Please explain why this is even being discussed? California is broke and in debt for the next five decades or more. Who are these people? How can they believe they can continue to spend money they don't have and can't get any more as the taxpayers don't have anymore money either?
UCLA Study of Japan's Bullet Train Raises Questions about California Project
Source: Ralph Vartabedian, "UCLA Study of Japan's Bullet Train Raises Questions about California Project," Los Angeles Times, July 13, 2012. Jerry Nickelsburg and Saurabh Ahluwalia, "California High-Speed Rail and Economic Development: Lessons From Japan," UCLA Anderson Forecast, June 2012.
The state government of California is currently underway to fund one of the largest infrastructure projects in the history of the United States. The state's proposed bullet train, which will cost an estimated $68 billion, would connect Los Angeles and San Francisco, purportedly bringing vast economic growth to both cities and the Central Valley between, says the Los Angeles Times.
However, a new study by Jerry Nickelsburg, senior economist with the UCLA Anderson Forecast, suggests that this economic outcome is likely fanciful. In coming to this conclusion, he analyzed historical data regarding the economic impact of the construction of a similar bullet train in Japan.
•Nickelsburg examined the growth rates of cities and regions served by Japan's system, compared to the nation's overall rate of growth, over a 30 year period.
•He found that the introduction of high-speed passenger service had no discernible effect on local growth rates over and above national rates.
•The analysis looked at nearly a dozen urban and rural prefectures and found no evidence that the introduction of bullet train service improved tax revenues, which was used as a proxy for local gross domestic product.
•In one case, one region without high-speed rail service grew just as quickly as a similar region with it.
The California High-Speed Rail Authority responded to the study by referring questions to University of California, Merced, lecturer Dipu Gupta, who said he disagrees with the central conclusion that the project would not spur growth.
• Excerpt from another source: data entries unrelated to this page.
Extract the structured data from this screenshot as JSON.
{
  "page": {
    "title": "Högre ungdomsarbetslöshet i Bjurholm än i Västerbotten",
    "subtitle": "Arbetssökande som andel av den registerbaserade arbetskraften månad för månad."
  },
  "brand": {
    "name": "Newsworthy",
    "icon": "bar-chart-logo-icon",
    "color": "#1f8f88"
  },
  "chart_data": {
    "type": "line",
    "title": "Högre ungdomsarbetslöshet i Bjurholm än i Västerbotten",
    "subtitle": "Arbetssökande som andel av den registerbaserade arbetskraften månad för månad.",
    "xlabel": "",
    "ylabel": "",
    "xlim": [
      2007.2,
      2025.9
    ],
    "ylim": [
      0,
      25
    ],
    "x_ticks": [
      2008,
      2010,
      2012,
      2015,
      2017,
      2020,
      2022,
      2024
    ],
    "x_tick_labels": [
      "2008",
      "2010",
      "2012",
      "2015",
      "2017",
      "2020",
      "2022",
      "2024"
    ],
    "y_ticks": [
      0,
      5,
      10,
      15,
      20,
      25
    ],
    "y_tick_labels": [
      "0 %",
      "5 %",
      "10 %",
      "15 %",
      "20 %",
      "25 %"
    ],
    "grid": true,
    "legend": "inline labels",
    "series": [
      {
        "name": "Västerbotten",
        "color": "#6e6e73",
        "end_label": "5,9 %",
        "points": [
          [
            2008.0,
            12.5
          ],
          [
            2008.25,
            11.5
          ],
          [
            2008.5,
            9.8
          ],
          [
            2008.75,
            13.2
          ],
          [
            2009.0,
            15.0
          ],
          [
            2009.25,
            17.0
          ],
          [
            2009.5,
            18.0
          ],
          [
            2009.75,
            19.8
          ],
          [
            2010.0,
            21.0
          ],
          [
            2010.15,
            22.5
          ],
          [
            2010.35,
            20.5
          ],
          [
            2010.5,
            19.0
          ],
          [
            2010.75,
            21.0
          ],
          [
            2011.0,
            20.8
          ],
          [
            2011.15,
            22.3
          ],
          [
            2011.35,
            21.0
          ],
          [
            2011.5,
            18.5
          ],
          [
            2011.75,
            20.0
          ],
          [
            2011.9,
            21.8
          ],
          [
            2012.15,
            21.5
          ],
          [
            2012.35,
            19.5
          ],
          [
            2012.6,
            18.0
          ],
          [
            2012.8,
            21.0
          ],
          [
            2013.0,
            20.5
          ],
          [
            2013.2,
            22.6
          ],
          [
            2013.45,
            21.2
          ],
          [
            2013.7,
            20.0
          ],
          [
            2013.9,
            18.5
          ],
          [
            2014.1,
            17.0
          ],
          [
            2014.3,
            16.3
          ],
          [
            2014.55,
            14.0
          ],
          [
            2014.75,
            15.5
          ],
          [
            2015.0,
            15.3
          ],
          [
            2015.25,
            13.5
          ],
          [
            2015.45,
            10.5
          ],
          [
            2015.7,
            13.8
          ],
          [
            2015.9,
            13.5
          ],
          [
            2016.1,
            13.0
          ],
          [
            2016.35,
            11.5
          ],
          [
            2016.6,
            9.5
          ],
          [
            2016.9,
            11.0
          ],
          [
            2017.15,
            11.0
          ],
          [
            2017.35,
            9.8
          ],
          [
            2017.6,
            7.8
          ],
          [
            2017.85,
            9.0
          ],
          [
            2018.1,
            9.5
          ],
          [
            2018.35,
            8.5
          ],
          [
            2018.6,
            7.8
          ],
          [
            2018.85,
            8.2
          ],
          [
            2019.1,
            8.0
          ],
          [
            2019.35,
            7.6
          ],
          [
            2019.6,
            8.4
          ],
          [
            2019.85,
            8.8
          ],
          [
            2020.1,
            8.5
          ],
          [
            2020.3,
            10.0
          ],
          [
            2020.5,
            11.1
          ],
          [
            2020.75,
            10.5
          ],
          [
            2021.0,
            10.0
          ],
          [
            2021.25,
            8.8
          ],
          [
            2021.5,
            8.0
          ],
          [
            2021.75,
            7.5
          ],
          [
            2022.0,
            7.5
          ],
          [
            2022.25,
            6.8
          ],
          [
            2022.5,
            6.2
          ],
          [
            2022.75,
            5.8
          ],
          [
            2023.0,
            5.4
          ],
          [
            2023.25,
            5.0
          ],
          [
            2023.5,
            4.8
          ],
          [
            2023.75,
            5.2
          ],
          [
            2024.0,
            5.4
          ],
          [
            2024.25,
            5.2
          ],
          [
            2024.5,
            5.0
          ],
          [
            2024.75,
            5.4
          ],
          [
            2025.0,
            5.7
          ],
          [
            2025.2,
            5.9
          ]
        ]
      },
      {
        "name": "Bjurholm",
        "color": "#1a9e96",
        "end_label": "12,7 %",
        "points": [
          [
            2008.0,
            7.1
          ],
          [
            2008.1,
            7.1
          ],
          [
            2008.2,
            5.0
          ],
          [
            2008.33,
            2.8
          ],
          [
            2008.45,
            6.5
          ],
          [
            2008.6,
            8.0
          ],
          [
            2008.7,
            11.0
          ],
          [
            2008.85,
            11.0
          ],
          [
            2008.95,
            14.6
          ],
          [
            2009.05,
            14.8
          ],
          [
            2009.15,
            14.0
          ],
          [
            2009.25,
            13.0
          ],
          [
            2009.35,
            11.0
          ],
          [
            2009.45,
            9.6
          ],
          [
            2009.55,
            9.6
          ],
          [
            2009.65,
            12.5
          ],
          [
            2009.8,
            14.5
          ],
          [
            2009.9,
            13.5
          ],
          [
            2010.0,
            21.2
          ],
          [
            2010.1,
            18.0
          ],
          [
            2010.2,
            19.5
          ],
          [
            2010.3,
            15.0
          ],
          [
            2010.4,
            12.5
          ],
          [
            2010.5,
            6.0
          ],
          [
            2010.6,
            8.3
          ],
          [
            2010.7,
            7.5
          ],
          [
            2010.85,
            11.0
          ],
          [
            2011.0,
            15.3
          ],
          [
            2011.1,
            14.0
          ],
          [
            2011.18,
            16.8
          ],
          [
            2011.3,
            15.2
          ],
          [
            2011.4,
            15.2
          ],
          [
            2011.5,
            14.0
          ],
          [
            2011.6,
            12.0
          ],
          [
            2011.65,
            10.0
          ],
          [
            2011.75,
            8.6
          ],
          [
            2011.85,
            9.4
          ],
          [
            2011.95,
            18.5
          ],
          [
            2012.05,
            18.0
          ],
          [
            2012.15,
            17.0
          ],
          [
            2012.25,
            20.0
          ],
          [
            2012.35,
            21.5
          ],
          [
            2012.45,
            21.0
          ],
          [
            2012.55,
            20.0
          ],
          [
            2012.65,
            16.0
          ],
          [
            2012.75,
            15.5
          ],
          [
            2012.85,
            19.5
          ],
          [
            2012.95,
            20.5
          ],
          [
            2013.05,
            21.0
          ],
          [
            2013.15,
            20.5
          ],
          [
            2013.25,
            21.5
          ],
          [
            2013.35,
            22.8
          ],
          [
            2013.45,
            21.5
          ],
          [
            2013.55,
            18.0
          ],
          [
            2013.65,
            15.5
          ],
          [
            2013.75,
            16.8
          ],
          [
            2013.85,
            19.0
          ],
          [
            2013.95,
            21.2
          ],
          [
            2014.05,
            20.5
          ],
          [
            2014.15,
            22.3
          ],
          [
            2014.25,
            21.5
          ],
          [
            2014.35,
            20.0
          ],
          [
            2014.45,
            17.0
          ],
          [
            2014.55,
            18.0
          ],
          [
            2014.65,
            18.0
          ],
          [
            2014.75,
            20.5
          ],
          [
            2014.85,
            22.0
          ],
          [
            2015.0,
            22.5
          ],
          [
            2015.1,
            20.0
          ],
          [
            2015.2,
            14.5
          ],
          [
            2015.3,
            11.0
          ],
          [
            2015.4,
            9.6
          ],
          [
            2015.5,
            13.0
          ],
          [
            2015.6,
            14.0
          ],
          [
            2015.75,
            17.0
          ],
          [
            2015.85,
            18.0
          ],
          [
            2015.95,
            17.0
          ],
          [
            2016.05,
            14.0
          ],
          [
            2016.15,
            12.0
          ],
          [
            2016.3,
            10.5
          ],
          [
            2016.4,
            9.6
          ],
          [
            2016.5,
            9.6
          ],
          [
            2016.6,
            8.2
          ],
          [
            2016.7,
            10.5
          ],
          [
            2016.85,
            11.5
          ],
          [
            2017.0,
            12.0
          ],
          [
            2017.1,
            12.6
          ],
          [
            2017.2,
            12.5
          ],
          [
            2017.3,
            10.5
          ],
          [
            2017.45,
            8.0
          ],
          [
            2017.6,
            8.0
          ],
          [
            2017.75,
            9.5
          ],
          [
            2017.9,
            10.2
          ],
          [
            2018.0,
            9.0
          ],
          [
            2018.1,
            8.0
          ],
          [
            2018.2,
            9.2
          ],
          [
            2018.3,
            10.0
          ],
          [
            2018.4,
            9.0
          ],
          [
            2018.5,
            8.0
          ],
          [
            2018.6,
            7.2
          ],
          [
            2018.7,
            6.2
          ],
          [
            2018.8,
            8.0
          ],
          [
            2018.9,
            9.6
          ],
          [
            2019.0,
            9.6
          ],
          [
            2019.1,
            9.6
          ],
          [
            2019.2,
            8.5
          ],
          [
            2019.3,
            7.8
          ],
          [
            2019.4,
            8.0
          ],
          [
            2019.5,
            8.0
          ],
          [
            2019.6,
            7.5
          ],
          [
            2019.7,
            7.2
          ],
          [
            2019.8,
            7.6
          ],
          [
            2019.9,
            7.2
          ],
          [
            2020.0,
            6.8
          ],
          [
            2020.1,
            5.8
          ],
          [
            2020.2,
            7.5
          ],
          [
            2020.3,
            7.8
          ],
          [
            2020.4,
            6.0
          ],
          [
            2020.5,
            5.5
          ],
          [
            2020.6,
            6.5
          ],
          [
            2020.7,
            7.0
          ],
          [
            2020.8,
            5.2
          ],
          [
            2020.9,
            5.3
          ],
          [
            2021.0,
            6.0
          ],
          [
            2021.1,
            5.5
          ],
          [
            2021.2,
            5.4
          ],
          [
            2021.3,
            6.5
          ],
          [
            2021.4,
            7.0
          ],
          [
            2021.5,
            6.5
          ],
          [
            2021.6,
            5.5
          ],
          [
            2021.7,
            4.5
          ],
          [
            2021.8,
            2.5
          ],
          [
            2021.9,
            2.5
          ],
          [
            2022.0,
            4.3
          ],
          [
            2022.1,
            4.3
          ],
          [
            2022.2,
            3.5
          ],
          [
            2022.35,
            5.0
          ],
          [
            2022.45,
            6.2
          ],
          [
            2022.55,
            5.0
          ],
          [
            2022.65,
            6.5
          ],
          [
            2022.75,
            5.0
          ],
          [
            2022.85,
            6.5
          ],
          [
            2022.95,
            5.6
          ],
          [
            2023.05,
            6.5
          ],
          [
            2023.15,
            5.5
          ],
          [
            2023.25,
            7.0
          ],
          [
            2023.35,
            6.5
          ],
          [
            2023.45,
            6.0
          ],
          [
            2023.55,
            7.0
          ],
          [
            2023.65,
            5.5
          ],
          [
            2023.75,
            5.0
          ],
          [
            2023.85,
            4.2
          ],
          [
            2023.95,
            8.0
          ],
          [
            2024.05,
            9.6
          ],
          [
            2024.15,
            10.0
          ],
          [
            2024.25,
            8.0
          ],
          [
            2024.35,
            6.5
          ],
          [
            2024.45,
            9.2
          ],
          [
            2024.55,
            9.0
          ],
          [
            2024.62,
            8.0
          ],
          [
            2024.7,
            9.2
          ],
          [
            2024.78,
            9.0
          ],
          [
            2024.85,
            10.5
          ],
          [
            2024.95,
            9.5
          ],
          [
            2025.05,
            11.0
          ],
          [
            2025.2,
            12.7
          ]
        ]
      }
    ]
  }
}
Gupta argued that the effects of such an infrastructure project are not isolated to localities, and therefore the study disguised the true economic benefits of the train.
Nickelsburg responds, however, that Gupta's statements are really only applicable to freight improvements and that his study certainly would have captured the benefits of a passenger train if they existed.
Nickelsburg further contends that rather than creating new jobs in Los Angeles or San Francisco, the bullet train will simply contribute to urban sprawl by encouraging workers to live in the Central Valley and commute to work in the cities. This, he argues, will not have a substantial net positive impact on job growth.